Feb 19, 2008 22:47
Today was a day. Some parts of it were good, other parts of it were really, really boring. Most of the bits involving work were boring. It's amazing how repetitive my job gets when I don't have a friendly bagger to distract me, or when I'm working a six hour shift and only get one measly little break which I have to spend scarfing food just so I don't pass out. On the upside, one of my favorite barristas was working at Starbucks today and she was beyond good to me. :) She bought me a poster! They were going on sale for $1.25 and I couldn't get one until the end of my shift so she grabbed one for me. I was going to pay her back but she just gave it to me because she is made of sweetness. I got a couple of other posters too, but her gift was definitely the high point of my day, not to mention she picked a really beautiful close up of a bright pink flower. (I told her just to pick one she thought I'd like and my trust in her taste paid off because I LOVE it!) I've been needing some good posters for awhile now, and I finally have some! Woot.

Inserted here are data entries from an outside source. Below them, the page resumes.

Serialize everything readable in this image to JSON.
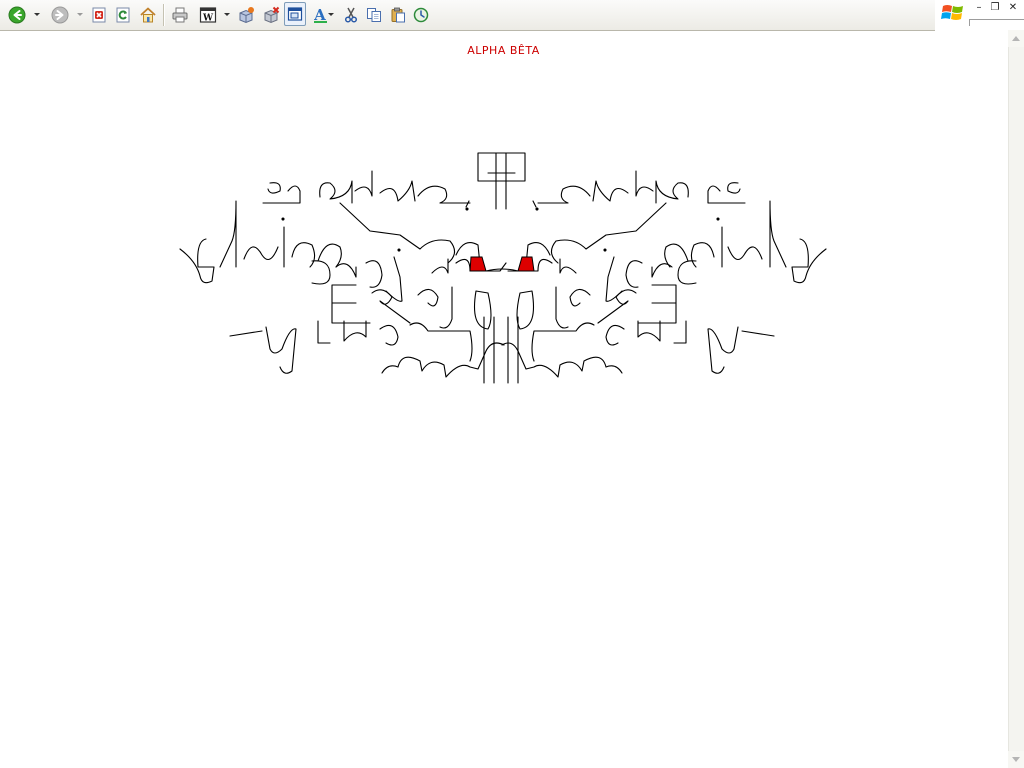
{
  "toolbar": {
    "buttons": [
      {
        "name": "back-button",
        "icon": "back-arrow-icon",
        "color": "#3a9a2a"
      },
      {
        "name": "forward-button",
        "icon": "forward-arrow-icon",
        "color": "#9a9a9a"
      },
      {
        "name": "stop-button",
        "icon": "stop-icon",
        "color": "#d42a1e"
      },
      {
        "name": "refresh-button",
        "icon": "refresh-icon",
        "color": "#2d8a3a"
      },
      {
        "name": "home-button",
        "icon": "home-icon",
        "color": "#e0a030"
      },
      {
        "name": "print-button",
        "icon": "printer-icon"
      },
      {
        "name": "word-button",
        "icon": "word-document-icon"
      },
      {
        "name": "add-component-button",
        "icon": "add-package-icon"
      },
      {
        "name": "remove-component-button",
        "icon": "remove-package-icon"
      },
      {
        "name": "open-window-button",
        "icon": "window-icon"
      },
      {
        "name": "font-button",
        "icon": "font-a-icon"
      },
      {
        "name": "cut-button",
        "icon": "scissors-icon"
      },
      {
        "name": "copy-button",
        "icon": "copy-icon"
      },
      {
        "name": "paste-button",
        "icon": "paste-icon"
      },
      {
        "name": "history-button",
        "icon": "history-clock-icon"
      }
    ]
  },
  "window": {
    "minimize_glyph": "–",
    "restore_glyph": "❐",
    "close_glyph": "✕"
  },
  "page": {
    "title": "ALPHA BÊTA"
  },
  "colors": {
    "title": "#cc0000",
    "ink": "#000000",
    "accent": "#dd0000"
  }
}
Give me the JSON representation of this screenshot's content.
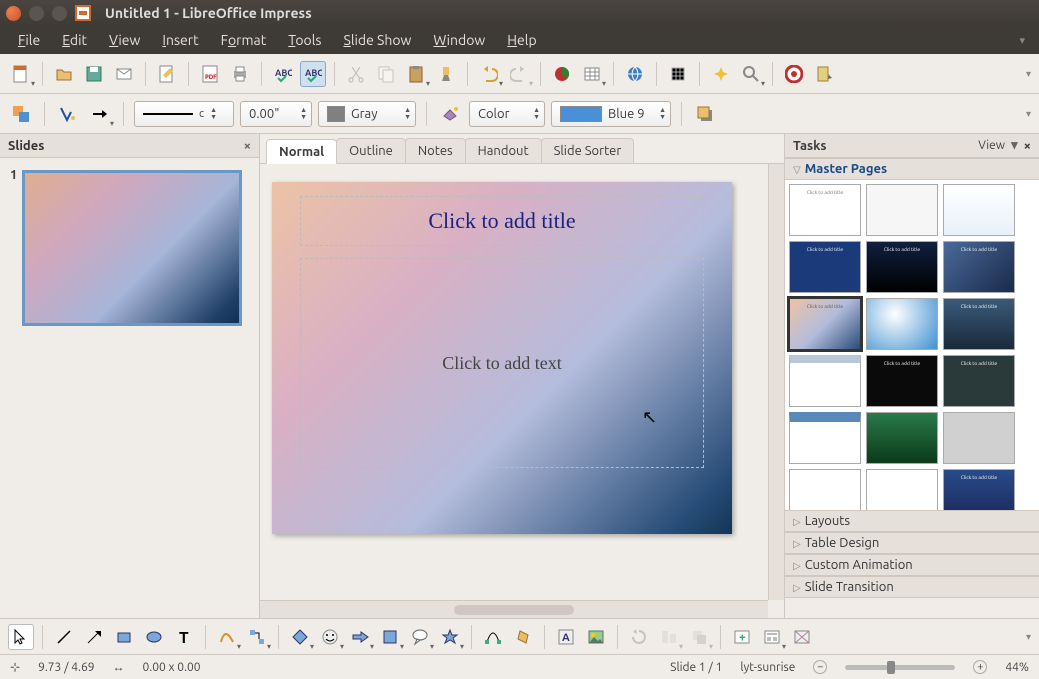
{
  "window": {
    "title": "Untitled 1 - LibreOffice Impress"
  },
  "menu": {
    "items": [
      "File",
      "Edit",
      "View",
      "Insert",
      "Format",
      "Tools",
      "Slide Show",
      "Window",
      "Help"
    ]
  },
  "toolbar2": {
    "line_style": "c",
    "line_width": "0.00\"",
    "line_color_label": "Gray",
    "fill_mode": "Color",
    "fill_color_label": "Blue 9"
  },
  "slides_panel": {
    "title": "Slides",
    "thumb_number": "1"
  },
  "tabs": {
    "items": [
      {
        "label": "Normal",
        "active": true
      },
      {
        "label": "Outline",
        "active": false
      },
      {
        "label": "Notes",
        "active": false
      },
      {
        "label": "Handout",
        "active": false
      },
      {
        "label": "Slide Sorter",
        "active": false
      }
    ]
  },
  "slide": {
    "title_placeholder": "Click to add title",
    "text_placeholder": "Click to add text"
  },
  "tasks_panel": {
    "title": "Tasks",
    "view_link": "View",
    "sections": [
      "Master Pages",
      "Layouts",
      "Table Design",
      "Custom Animation",
      "Slide Transition"
    ]
  },
  "statusbar": {
    "coords": "9.73 / 4.69",
    "size": "0.00 x 0.00",
    "slide_info": "Slide 1 / 1",
    "layout_name": "lyt-sunrise",
    "zoom_pct": "44%"
  }
}
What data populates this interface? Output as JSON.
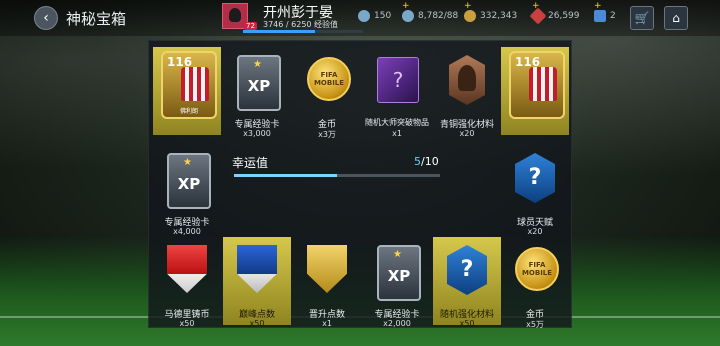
{
  "header": {
    "title": "神秘宝箱",
    "user_name": "开州彭于晏",
    "level": "72",
    "xp_text": "3746 / 6250 经验值",
    "xp_progress": 0.6
  },
  "stats": [
    {
      "value": "150",
      "icon": "energy-icon",
      "color": "#7aa8c8"
    },
    {
      "value": "8,782/88",
      "icon": "stamina-icon",
      "color": "#7aa8c8"
    },
    {
      "value": "332,343",
      "icon": "coin-icon",
      "color": "#c8a040"
    },
    {
      "value": "26,599",
      "icon": "gem-icon",
      "color": "#c84040"
    },
    {
      "value": "2",
      "icon": "fifa-points-icon",
      "color": "#4a8ad8"
    }
  ],
  "rewards_top": [
    {
      "label": "",
      "qty": "",
      "type": "player-card",
      "rating": "116",
      "player_name": "佛利朗",
      "highlighted": true
    },
    {
      "label": "专属经验卡",
      "qty": "x3,000",
      "type": "xp-card",
      "highlighted": false
    },
    {
      "label": "金币",
      "qty": "x3万",
      "type": "coin",
      "highlighted": false
    },
    {
      "label": "随机大师突破物品",
      "qty": "x1",
      "type": "purple-box",
      "highlighted": false
    },
    {
      "label": "青铜强化材料",
      "qty": "x20",
      "type": "bronze",
      "highlighted": false
    },
    {
      "label": "",
      "qty": "",
      "type": "player-card",
      "rating": "116",
      "player_name": "",
      "highlighted": true
    }
  ],
  "reward_left": {
    "label": "专属经验卡",
    "qty": "x4,000",
    "type": "xp-card"
  },
  "reward_right": {
    "label": "球员天赋",
    "qty": "x20",
    "type": "blue-hex"
  },
  "luck": {
    "label": "幸运值",
    "current": "5",
    "total": "/10",
    "progress": 0.5
  },
  "rewards_bottom": [
    {
      "label": "马德里铸币",
      "qty": "x50",
      "type": "shield-red",
      "highlighted": false
    },
    {
      "label": "巅峰点数",
      "qty": "x50",
      "type": "shield-blue",
      "highlighted": true
    },
    {
      "label": "晋升点数",
      "qty": "x1",
      "type": "shield-gold",
      "highlighted": false
    },
    {
      "label": "专属经验卡",
      "qty": "x2,000",
      "type": "xp-card",
      "highlighted": false
    },
    {
      "label": "随机强化材料",
      "qty": "x50",
      "type": "blue-hex",
      "highlighted": true
    },
    {
      "label": "金币",
      "qty": "x5万",
      "type": "coin",
      "highlighted": false
    }
  ],
  "coin_text": "FIFA MOBILE",
  "xp_glyph": "XP",
  "question_glyph": "?"
}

Today I also realized I've lost track of some of my goals, which is probably why I've been so miserable at work. I kind of forgot that I was there to make money, silly as that sounds. But after a nice conversation with my dad this morning, (Yes, we do occasionally talk without ripping each other a new one, and it's nice) I've reevaluated some of the things I've been doing and some of the things I'm NOT doing...like writing. That stops tomorrow. I'm going to bite the bullet, set aside some time, and get back to my REAL job. My job as a cashier is to help me make money so I can save up for things like a laptop, Dragon*Con, and a trip overseas, and it's also a way to see the friends that I've made there. That's it. It's not my life. It's just a pitstop. Sure, it takes up the majority of my time/energy and yes, there are parts of it that I really enjoy, but I had started to forget that I needed to be doing other things as well, besides keeping up with chores and cooking myself lunches. I'm more than a cashier and it's time I started acting like it. We'll see how it goes. But tomorrow I am DEFINITELY writing something. Anything. Even if it's just some crappy haiku that never sees the light of day again-- I'm going to put some words onto some digital paper and get back to who I really am. Period.
Right now, though, I need sleep. For some reason--probably because snow spat out of the sky for a whole TWO MINUTES this afternoon--the store was packed today and I'm quite exhausted. G'night folks.